The role of the private sector in MENA

Sunday 31/07/2016

A recent report from the European Bank for Recon­struction and Development, the European Invest­ment Bank and the World Bank tries to answer the question: What is holding back the private sector in MENA?

The work of the three institutions was based on a survey of more than 6,000 private firms in Dji­bouti, Egypt, Jordan, Lebanon, Morocco, Tunisia, Yemen, the West Bank and Gaza.

Four main impediments to the growth of private sector activity were identified: Political instability, corruption, unreliable electricity supply and inadequate access to finance. Companies in Egypt, Lebanon, Tunisia and the West Bank and Gaza, in particu­lar, complained of political instability as “the top obstacle to business”.

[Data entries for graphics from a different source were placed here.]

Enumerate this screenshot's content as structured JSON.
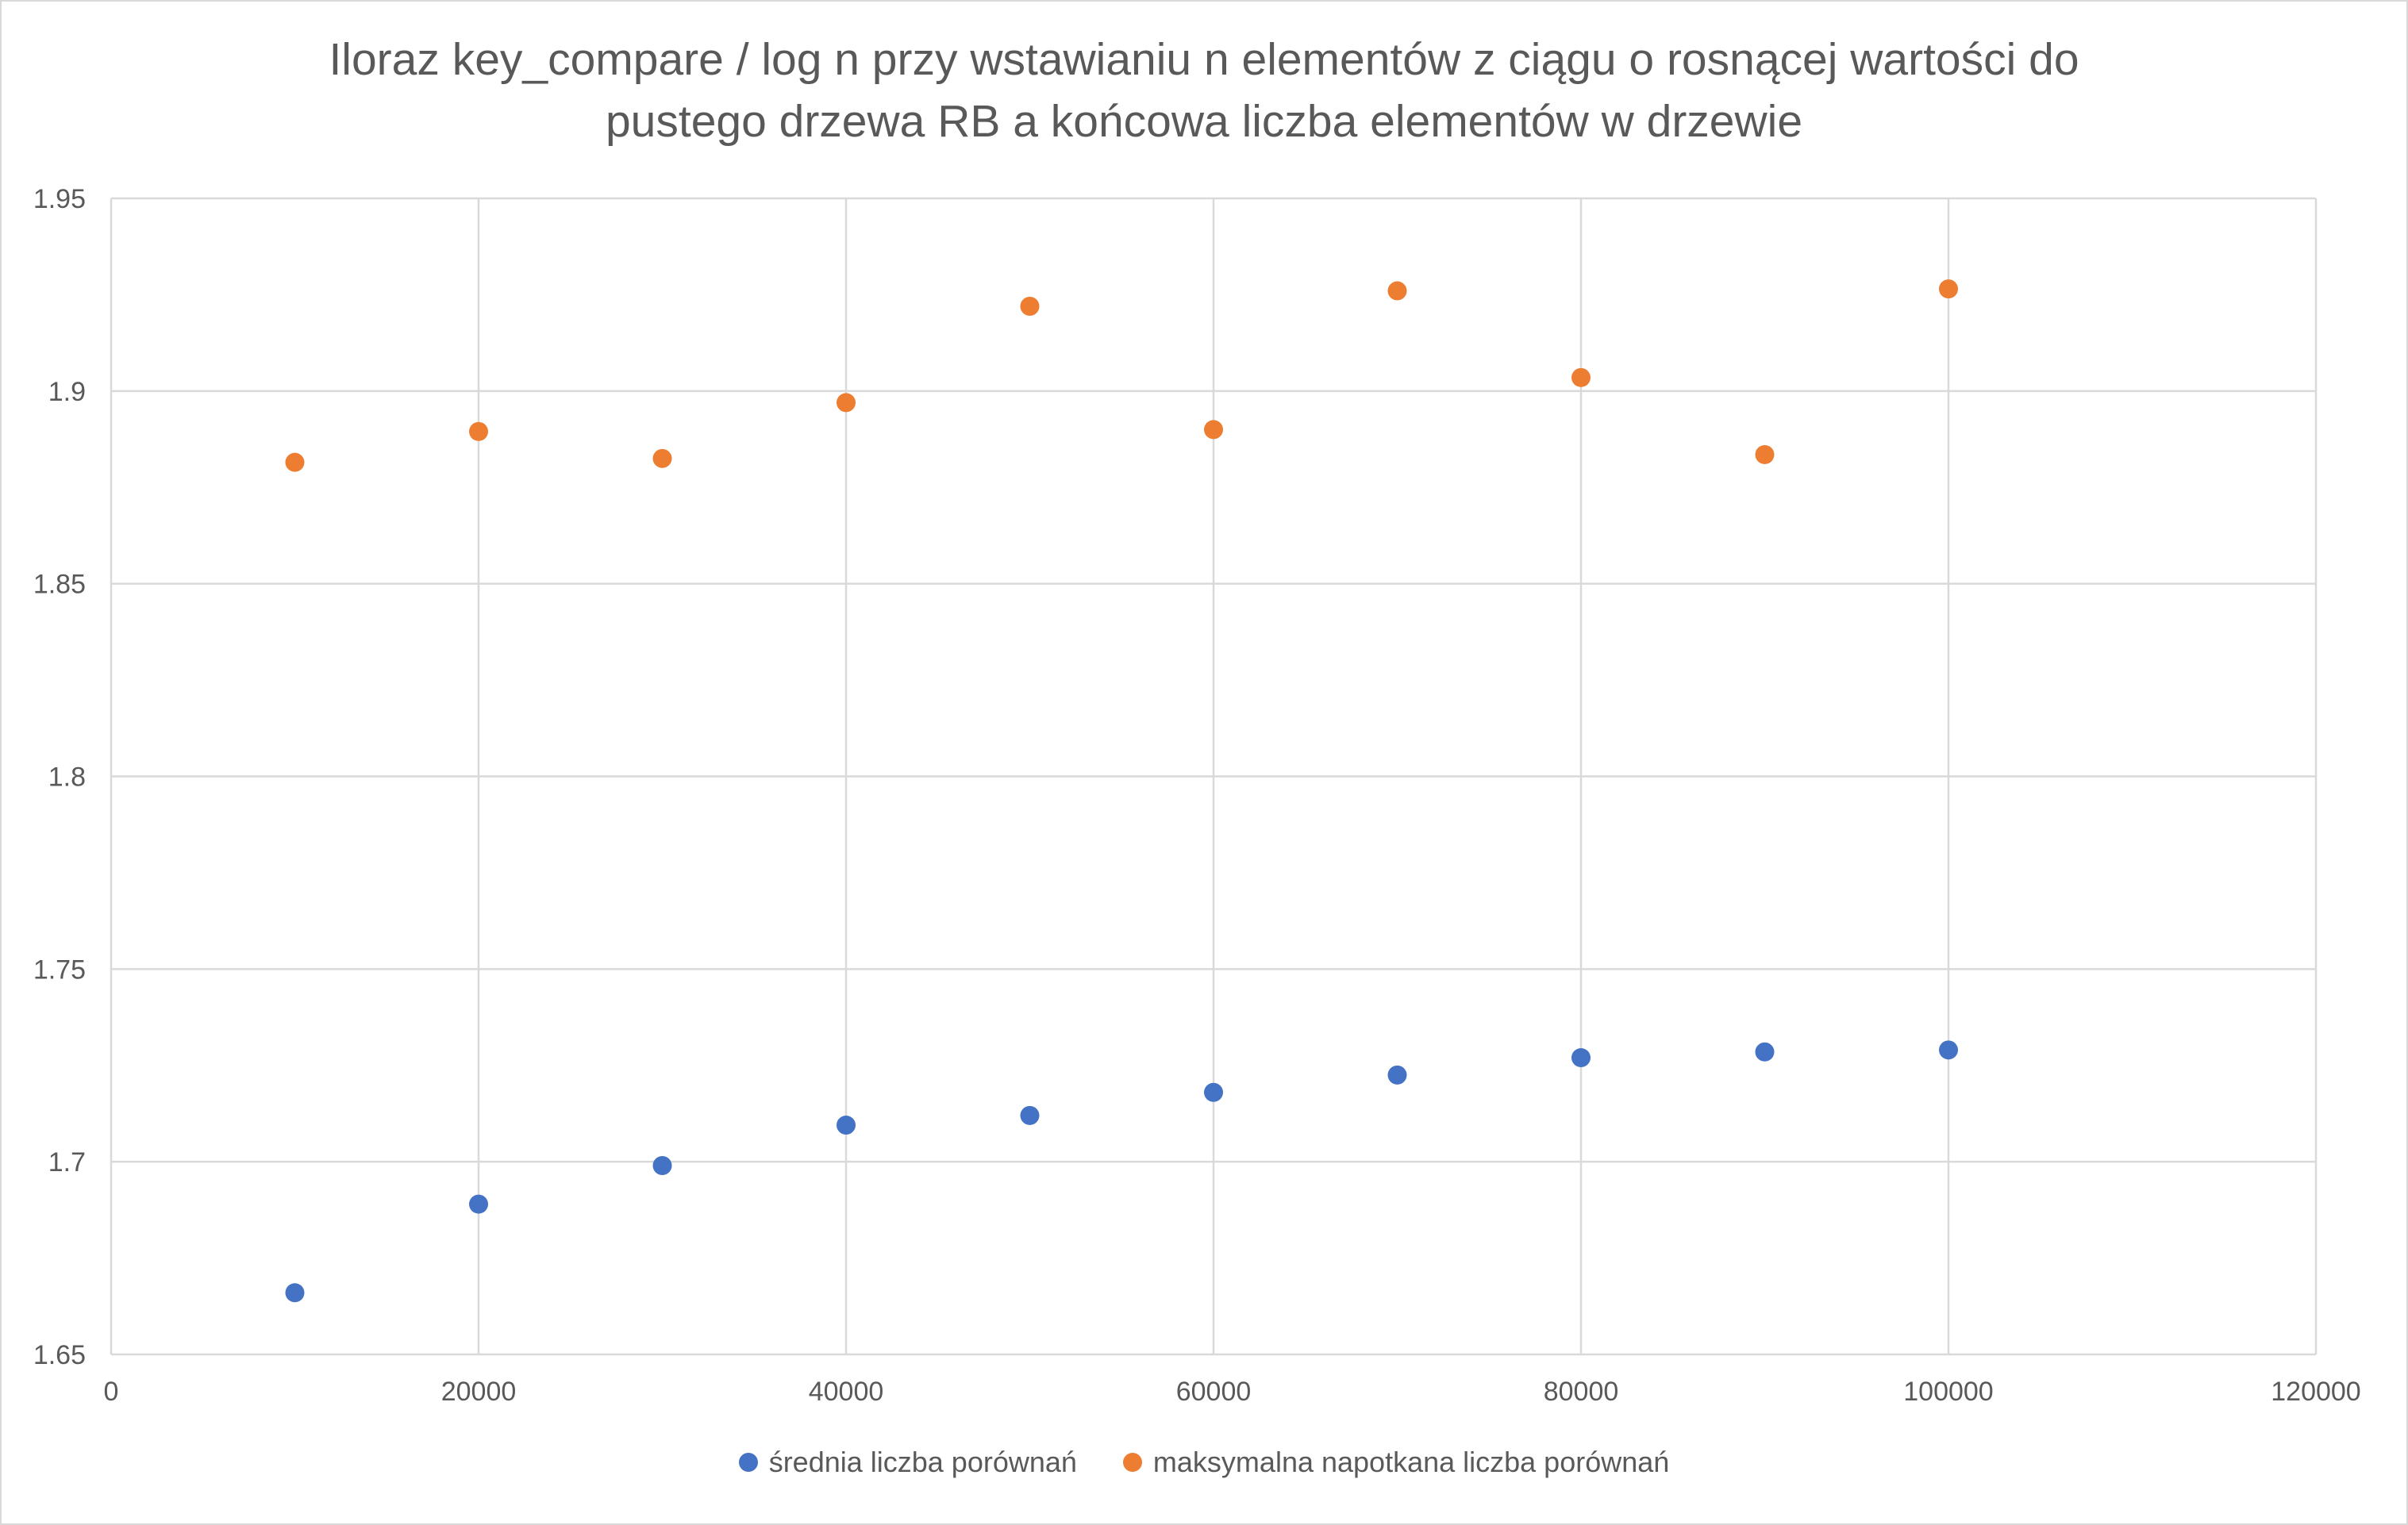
{
  "chart_data": {
    "type": "scatter",
    "title": "Iloraz key_compare / log n przy wstawianiu n elementów z ciągu o rosnącej wartości do\npustego drzewa RB a końcowa liczba elementów w drzewie",
    "xlabel": "",
    "ylabel": "",
    "xlim": [
      0,
      120000
    ],
    "ylim": [
      1.65,
      1.95
    ],
    "x_ticks": [
      "0",
      "20000",
      "40000",
      "60000",
      "80000",
      "100000",
      "120000"
    ],
    "y_ticks": [
      "1.65",
      "1.7",
      "1.75",
      "1.8",
      "1.85",
      "1.9",
      "1.95"
    ],
    "grid": true,
    "legend_position": "bottom",
    "x": [
      10000,
      20000,
      30000,
      40000,
      50000,
      60000,
      70000,
      80000,
      90000,
      100000
    ],
    "series": [
      {
        "name": "średnia liczba porównań",
        "color": "#4472c4",
        "values": [
          1.666,
          1.689,
          1.699,
          1.7095,
          1.712,
          1.718,
          1.7225,
          1.727,
          1.7285,
          1.729
        ]
      },
      {
        "name": "maksymalna napotkana liczba porównań",
        "color": "#ed7d31",
        "values": [
          1.8815,
          1.8895,
          1.8825,
          1.897,
          1.922,
          1.89,
          1.926,
          1.9035,
          1.8835,
          1.9265
        ]
      }
    ]
  }
}
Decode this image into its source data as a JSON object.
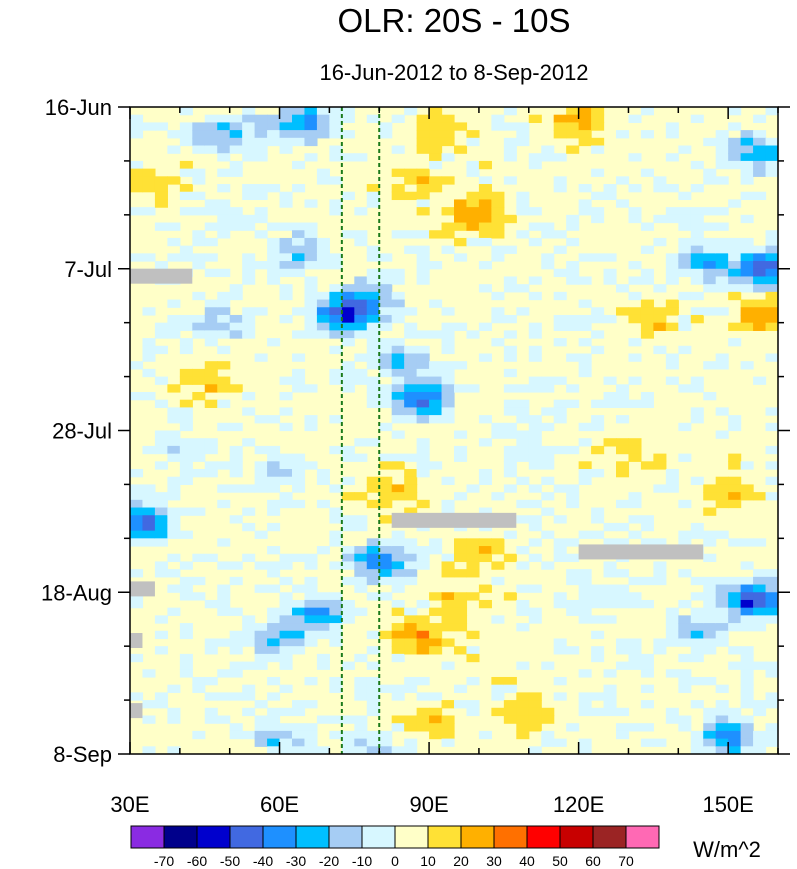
{
  "chart_data": {
    "type": "heatmap",
    "title": "OLR: 20S - 10S",
    "subtitle": "16-Jun-2012 to 8-Sep-2012",
    "x_axis": {
      "range": [
        30,
        160
      ],
      "ticks": [
        {
          "value": 30,
          "label": "30E"
        },
        {
          "value": 60,
          "label": "60E"
        },
        {
          "value": 90,
          "label": "90E"
        },
        {
          "value": 120,
          "label": "120E"
        },
        {
          "value": 150,
          "label": "150E"
        }
      ],
      "minor_step": 10
    },
    "y_axis": {
      "range_days": [
        0,
        84
      ],
      "direction": "time increases downward",
      "ticks": [
        {
          "value": 0,
          "label": "16-Jun"
        },
        {
          "value": 21,
          "label": "7-Jul"
        },
        {
          "value": 42,
          "label": "28-Jul"
        },
        {
          "value": 63,
          "label": "18-Aug"
        },
        {
          "value": 84,
          "label": "8-Sep"
        }
      ],
      "minor_step": 7
    },
    "reference_lines_lon": [
      72.5,
      80
    ],
    "colorbar": {
      "units": "W/m^2",
      "levels": [
        -70,
        -60,
        -50,
        -40,
        -30,
        -20,
        -10,
        0,
        10,
        20,
        30,
        40,
        50,
        60,
        70
      ],
      "colors": [
        "#8a2be2",
        "#00008b",
        "#0000cd",
        "#4169e1",
        "#1e90ff",
        "#00bfff",
        "#a6cdf4",
        "#d7f7ff",
        "#ffffc8",
        "#ffe135",
        "#ffb000",
        "#ff7000",
        "#ff0000",
        "#c80000",
        "#9b2424",
        "#ff69b4"
      ]
    },
    "missing_color": "#c0c0c0",
    "missing_segments": [
      {
        "lon": [
          30,
          42.5
        ],
        "day": 21.9
      },
      {
        "lon": [
          82.5,
          107.5
        ],
        "day": 53.6
      },
      {
        "lon": [
          120,
          145
        ],
        "day": 57.7
      },
      {
        "lon": [
          30,
          35
        ],
        "day": 62.5
      },
      {
        "lon": [
          30,
          32.5
        ],
        "day": 69.2
      },
      {
        "lon": [
          30,
          32.5
        ],
        "day": 78.3
      }
    ],
    "anomaly_features": [
      {
        "lon": 55,
        "day": 3,
        "value": -10
      },
      {
        "lon": 65,
        "day": 2,
        "value": -35
      },
      {
        "lon": 48,
        "day": 4,
        "value": -25
      },
      {
        "lon": 93,
        "day": 3,
        "value": 15
      },
      {
        "lon": 120,
        "day": 2,
        "value": 20
      },
      {
        "lon": 155,
        "day": 6,
        "value": -30
      },
      {
        "lon": 99,
        "day": 14,
        "value": 30
      },
      {
        "lon": 88,
        "day": 10,
        "value": 12
      },
      {
        "lon": 35,
        "day": 10,
        "value": 12
      },
      {
        "lon": 64,
        "day": 19,
        "value": -25
      },
      {
        "lon": 73,
        "day": 27,
        "value": -55
      },
      {
        "lon": 78,
        "day": 25,
        "value": -25
      },
      {
        "lon": 84,
        "day": 33,
        "value": -25
      },
      {
        "lon": 89,
        "day": 38,
        "value": -45
      },
      {
        "lon": 157,
        "day": 21,
        "value": -55
      },
      {
        "lon": 145,
        "day": 20,
        "value": -30
      },
      {
        "lon": 157,
        "day": 27,
        "value": 25
      },
      {
        "lon": 135,
        "day": 28,
        "value": 12
      },
      {
        "lon": 47,
        "day": 28,
        "value": -20
      },
      {
        "lon": 40,
        "day": 45,
        "value": -15
      },
      {
        "lon": 60,
        "day": 47,
        "value": -15
      },
      {
        "lon": 33,
        "day": 54,
        "value": -45
      },
      {
        "lon": 83,
        "day": 50,
        "value": 15
      },
      {
        "lon": 100,
        "day": 58,
        "value": 15
      },
      {
        "lon": 80,
        "day": 59,
        "value": -40
      },
      {
        "lon": 67,
        "day": 66,
        "value": -35
      },
      {
        "lon": 59,
        "day": 69,
        "value": -25
      },
      {
        "lon": 88,
        "day": 69,
        "value": 25
      },
      {
        "lon": 96,
        "day": 64,
        "value": 15
      },
      {
        "lon": 155,
        "day": 64,
        "value": -55
      },
      {
        "lon": 145,
        "day": 68,
        "value": -20
      },
      {
        "lon": 125,
        "day": 63,
        "value": -10
      },
      {
        "lon": 150,
        "day": 82,
        "value": -35
      },
      {
        "lon": 110,
        "day": 79,
        "value": 15
      },
      {
        "lon": 90,
        "day": 80,
        "value": 15
      },
      {
        "lon": 60,
        "day": 82,
        "value": -20
      },
      {
        "lon": 80,
        "day": 84,
        "value": -20
      },
      {
        "lon": 45,
        "day": 36,
        "value": 12
      },
      {
        "lon": 110,
        "day": 44,
        "value": -12
      },
      {
        "lon": 130,
        "day": 46,
        "value": 12
      },
      {
        "lon": 50,
        "day": 15,
        "value": -10
      },
      {
        "lon": 150,
        "day": 50,
        "value": 12
      }
    ]
  }
}
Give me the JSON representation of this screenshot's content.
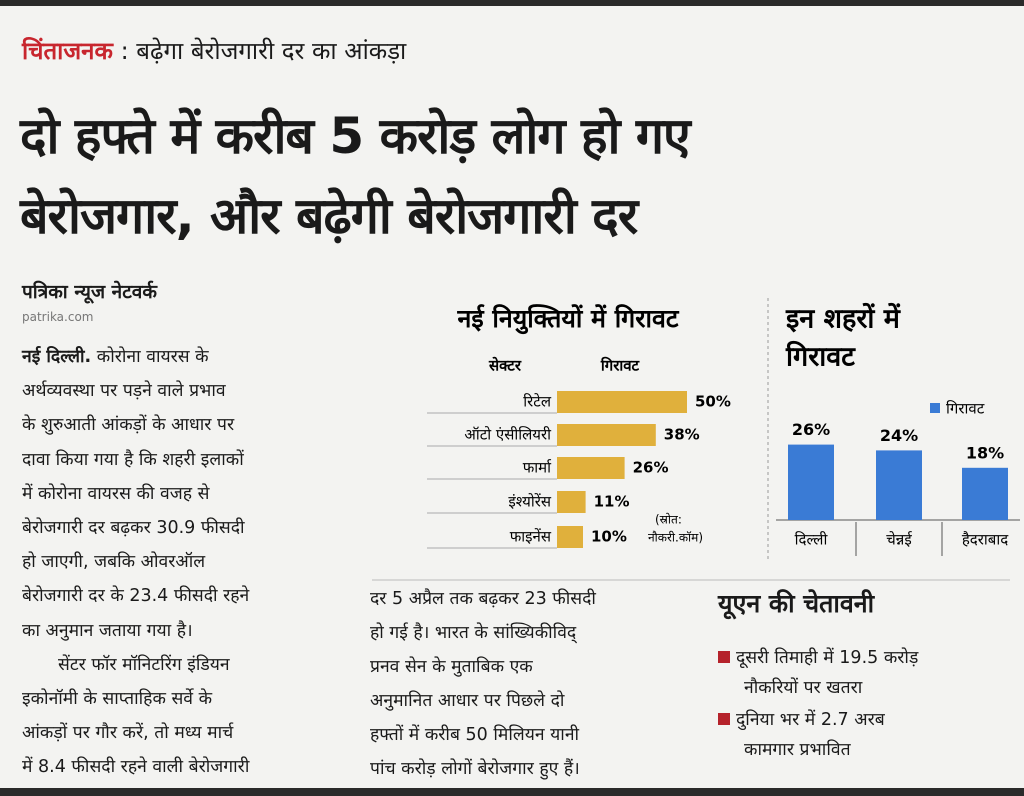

This is hardly surprising considering the turmoil that has engulfed the region in recent years. The economic systems of countries that experienced “Arab spring” changes are still await­ing greater stability to attain levels of growth sufficient to meet the demands of restless young populations. The economic situa­tion in Lebanon and Jordan has been affected by the war in Syria and the inflow of refugees.

The report also points out a “notable disconnect between firms and banks in the region”. Only a limited segment of private companies has access to bank financing. In Egypt, banks account for only 2% of firm finance and 40% of private sector firms do not have a cheque or savings account.

According to European Investment Bank Director Debora Revoltella: “Finding a way to reconnect banks and firms is crucial to enhance growth opportunities in the region.”

“There is an overwhelming consensus among economists that the development of a vibrant private sector is essential for deliv­ering that growth,” stressed the report.

The private sector alone cannot meet the socio-economic challenges of MENA, however. Collaboration between the public and private sectors is needed to absorb the hundreds of thousands of unemployed young people.

There needs to be educational reform. The report pleads for “a reorientation of the region’s education systems towards learning skills that are relevant for private sector employment”. This means giving more importance to vocational training and over­coming the mismatch between educational sector and the job market to create more quality jobs.

The Arab private sector is constrained by the low ratio of women it employs. Only 8% of the private sector workforce are women, below the already low 17% MENA workforce average.

Many in the formal private sector complain of the unfair compe­tition of the informal economic sector, which does not pay taxes or worker benefits but it is the lack of employment and bloated bureaucratic red tape that encourages the growth of the informal economy and the spread of corruption.

Nearly all — 97% — surveyed firms in Yemen and 61% in Lebanon identify corruption as a major obstacle to business even if the incidence of bribery is in fact much lower.

The private sector needs a better business climate to be a real engine of economic growth and assume its wider social responsi­bility in the current age of turmoil.